The Television Grinch

  • The original Grinch was not green—like everything else in the book, he was black and white with some red and pink splotches.
  • The TV movie director Chuck Jones decided to make the Grinch green, a color inspired by several ugly rental cars he had driven.
  • Boris Karloff, the original movie Frankenstein, was the voice of the Grinch and the narrator.
  • Although the character of Max the dog was minor in the book, Jones made him a major character, in part because "he represented the audience, including me…. He was the one you wanted to rescue."
  • Jones and Dr. Seuss (Theodor Seuss Geisel) had been friends since 1943 and worked together closely on the TV movie. Dr. Seuss wrote some of the song lyrics, including "Welcome Christmas."
  • June Foray, the voice of Cindy Lou Who, was also the voice of Rocky the flying squirrel and Natasha Fatale in the Rocky and Bullwinkle cartoons.
  • Thurl Ravenscroft, who sang such numbers as "You're a Mean One, Mr. Grinch," was also the voice of Tony the Tiger.

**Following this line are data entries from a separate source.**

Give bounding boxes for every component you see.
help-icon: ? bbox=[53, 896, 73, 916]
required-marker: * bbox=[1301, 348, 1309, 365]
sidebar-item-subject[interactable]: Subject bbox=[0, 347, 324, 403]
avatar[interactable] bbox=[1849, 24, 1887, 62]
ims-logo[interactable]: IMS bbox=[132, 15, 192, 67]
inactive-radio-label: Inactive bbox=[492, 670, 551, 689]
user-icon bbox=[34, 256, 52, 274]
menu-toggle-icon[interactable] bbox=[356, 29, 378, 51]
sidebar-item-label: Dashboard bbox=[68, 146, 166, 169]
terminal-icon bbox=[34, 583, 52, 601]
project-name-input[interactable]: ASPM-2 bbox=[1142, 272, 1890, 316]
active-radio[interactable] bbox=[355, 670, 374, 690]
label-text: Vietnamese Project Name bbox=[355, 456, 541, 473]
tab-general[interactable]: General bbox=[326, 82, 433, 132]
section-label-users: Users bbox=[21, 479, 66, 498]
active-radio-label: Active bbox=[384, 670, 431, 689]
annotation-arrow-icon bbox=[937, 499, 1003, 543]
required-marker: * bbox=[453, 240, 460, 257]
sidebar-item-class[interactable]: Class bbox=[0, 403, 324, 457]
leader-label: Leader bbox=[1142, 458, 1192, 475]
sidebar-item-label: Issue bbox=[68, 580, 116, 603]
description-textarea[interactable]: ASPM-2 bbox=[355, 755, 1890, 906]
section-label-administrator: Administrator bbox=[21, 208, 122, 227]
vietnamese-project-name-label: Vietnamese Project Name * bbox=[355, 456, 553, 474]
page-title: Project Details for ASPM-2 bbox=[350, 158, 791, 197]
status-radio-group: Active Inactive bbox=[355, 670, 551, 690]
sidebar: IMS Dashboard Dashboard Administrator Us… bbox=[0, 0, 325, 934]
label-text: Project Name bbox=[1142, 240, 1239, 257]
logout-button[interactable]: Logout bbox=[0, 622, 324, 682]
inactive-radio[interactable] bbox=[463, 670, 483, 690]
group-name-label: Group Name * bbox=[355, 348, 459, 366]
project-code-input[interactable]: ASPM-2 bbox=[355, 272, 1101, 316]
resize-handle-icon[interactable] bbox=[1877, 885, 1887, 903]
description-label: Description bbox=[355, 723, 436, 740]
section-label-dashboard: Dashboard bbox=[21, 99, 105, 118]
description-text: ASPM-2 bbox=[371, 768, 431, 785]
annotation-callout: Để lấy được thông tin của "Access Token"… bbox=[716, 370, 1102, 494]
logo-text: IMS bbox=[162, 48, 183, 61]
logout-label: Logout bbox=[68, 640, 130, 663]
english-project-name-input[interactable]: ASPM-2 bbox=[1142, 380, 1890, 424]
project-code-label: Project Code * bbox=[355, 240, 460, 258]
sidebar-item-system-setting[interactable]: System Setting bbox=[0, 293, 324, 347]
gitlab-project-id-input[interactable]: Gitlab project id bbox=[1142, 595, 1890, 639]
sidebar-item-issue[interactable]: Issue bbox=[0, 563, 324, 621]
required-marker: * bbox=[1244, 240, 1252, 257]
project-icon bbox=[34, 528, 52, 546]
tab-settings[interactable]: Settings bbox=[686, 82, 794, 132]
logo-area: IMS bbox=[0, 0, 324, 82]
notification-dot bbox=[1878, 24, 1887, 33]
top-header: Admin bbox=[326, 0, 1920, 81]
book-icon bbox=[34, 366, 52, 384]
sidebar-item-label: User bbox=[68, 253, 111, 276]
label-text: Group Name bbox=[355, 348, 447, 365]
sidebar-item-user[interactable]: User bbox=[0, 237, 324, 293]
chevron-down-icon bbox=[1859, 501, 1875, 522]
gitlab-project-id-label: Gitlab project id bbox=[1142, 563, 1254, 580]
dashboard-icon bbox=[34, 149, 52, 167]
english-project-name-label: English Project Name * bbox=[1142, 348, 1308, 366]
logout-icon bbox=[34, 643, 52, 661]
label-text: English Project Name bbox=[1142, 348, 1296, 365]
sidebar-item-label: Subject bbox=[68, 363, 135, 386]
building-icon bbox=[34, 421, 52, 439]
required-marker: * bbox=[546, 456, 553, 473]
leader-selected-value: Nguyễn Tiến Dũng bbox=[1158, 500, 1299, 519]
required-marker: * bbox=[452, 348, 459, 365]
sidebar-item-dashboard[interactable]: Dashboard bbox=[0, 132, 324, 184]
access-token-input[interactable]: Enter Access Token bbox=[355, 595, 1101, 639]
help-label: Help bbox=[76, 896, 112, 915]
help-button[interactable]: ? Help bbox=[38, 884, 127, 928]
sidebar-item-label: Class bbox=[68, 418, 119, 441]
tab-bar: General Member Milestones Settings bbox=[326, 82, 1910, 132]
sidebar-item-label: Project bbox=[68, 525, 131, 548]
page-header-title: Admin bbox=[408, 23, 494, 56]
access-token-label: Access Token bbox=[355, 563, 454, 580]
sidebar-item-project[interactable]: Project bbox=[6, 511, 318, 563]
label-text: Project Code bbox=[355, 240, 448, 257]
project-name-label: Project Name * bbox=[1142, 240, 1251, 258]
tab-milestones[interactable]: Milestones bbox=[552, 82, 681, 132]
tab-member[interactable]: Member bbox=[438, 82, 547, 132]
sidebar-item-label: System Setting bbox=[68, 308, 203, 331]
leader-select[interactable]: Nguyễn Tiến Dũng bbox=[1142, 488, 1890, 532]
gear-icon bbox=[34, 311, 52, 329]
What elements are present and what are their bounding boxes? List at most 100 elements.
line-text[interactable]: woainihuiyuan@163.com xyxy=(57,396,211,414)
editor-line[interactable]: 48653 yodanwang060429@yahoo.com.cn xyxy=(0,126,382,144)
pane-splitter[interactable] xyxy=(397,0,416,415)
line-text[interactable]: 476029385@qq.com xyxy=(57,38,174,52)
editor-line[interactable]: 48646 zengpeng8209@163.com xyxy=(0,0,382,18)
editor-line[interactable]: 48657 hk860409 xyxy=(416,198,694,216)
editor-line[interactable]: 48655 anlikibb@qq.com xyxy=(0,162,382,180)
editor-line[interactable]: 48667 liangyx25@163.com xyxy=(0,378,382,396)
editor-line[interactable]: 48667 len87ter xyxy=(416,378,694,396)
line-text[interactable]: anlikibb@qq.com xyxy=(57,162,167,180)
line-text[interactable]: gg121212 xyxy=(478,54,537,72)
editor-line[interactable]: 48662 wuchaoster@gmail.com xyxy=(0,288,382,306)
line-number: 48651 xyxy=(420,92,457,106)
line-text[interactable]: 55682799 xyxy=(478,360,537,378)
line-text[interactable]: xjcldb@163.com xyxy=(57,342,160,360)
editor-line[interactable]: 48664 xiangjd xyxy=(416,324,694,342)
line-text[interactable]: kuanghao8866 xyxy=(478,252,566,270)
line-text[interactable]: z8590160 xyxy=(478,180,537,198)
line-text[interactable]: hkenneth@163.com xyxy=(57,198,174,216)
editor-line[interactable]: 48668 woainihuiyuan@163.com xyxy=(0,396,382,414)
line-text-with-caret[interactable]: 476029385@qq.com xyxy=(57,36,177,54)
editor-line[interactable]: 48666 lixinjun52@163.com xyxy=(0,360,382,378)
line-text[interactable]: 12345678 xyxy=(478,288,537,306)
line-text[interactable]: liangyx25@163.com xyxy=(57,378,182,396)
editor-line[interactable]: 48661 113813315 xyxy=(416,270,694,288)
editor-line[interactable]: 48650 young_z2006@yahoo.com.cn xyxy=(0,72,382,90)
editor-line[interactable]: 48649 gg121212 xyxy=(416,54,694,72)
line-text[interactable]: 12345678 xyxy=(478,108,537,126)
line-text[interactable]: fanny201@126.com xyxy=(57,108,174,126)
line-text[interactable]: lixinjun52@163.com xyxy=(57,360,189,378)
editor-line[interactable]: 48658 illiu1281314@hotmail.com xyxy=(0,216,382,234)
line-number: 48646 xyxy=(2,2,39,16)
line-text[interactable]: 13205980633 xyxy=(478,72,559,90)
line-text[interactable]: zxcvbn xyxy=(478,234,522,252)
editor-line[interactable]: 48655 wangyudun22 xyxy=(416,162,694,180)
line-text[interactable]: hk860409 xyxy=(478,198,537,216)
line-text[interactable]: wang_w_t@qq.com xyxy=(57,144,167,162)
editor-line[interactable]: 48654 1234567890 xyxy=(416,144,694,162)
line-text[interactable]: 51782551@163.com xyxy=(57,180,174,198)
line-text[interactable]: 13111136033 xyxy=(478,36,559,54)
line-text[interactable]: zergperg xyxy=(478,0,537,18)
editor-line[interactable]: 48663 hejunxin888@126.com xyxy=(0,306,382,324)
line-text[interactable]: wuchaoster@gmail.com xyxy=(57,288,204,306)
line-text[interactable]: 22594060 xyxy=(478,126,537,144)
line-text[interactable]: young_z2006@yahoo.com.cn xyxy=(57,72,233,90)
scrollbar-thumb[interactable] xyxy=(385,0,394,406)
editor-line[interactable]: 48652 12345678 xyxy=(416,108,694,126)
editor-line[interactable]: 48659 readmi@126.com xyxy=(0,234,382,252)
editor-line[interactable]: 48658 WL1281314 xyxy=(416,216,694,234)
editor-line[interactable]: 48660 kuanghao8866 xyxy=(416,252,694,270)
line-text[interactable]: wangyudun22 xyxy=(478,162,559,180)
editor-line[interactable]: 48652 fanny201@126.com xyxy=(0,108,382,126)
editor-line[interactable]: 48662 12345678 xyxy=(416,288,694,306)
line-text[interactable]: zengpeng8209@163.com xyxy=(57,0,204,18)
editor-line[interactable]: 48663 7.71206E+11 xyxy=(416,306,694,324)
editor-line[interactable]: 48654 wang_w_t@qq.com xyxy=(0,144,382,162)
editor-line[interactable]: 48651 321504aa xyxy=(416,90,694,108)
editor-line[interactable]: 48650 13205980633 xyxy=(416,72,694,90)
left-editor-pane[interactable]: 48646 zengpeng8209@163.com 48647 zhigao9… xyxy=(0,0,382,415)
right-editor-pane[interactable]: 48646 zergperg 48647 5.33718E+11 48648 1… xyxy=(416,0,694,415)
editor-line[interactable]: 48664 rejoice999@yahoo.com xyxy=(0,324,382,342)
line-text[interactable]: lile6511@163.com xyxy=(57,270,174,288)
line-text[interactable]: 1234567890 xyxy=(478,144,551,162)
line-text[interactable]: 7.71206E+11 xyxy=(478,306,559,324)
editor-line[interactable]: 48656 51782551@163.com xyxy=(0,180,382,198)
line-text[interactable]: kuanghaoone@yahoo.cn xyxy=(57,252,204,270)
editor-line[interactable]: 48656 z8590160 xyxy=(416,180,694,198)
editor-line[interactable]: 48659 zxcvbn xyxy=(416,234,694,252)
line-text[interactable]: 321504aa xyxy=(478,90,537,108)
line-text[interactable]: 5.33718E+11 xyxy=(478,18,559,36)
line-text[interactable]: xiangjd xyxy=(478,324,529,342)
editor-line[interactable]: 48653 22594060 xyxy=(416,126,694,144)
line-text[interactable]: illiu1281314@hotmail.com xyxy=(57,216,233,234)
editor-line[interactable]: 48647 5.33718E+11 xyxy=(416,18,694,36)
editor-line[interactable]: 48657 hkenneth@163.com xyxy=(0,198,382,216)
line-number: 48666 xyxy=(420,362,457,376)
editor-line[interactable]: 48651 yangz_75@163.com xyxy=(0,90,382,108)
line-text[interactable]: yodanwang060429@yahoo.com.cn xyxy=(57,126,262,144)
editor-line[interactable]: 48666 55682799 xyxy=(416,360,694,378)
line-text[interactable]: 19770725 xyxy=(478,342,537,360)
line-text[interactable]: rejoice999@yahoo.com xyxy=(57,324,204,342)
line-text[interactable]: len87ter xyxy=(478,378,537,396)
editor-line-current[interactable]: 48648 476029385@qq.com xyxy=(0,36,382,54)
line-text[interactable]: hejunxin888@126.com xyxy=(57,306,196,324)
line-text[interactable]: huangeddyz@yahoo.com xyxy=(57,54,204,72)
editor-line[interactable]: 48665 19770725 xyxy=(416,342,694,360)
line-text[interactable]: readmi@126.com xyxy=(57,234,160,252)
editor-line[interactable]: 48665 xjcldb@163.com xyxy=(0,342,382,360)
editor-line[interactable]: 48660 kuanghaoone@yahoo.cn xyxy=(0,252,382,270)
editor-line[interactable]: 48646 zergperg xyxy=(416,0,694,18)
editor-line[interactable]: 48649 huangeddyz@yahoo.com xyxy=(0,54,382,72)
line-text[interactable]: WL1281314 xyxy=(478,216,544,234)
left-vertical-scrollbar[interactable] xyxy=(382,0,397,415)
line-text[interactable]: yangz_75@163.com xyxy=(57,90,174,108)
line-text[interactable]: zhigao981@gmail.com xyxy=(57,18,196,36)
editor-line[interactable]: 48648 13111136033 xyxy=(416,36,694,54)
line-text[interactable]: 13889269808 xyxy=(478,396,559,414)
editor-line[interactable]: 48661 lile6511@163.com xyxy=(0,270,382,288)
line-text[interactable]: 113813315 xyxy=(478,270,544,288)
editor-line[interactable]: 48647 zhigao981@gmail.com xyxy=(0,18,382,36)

  • For many years the line "You're a rotter, Mr. Grinch" was censored because it was considered too vulgar for television.
  • The Literary Grinch

    • The original Grinch was not green—like everything else in the book, he was black and white with some red and pink splotches.
    • The story was first published, in slightly different form, in the Ottawa Chronicle.
    • In the book, the furry Whos live in structures that look like haystacks, and spend their days naked. They don't even have shoes, though the lady Whos have high-heeled feet.
    • It has been said that the conflict between the Whos and the Grinch was inspired by how German immigrants in Dr. Seuss's native Springfield, Massachusetts, were mistreated by the owners of the factories where they worked.
    • The Grinch has been translated into dozens of languages, including Latin, as Quomodo Invidiosulus Nomine Grinchus Christi Natalem Abrogaverit.
    • At the time the book was written Dr. Seuss was 53, the same age as the Grinch.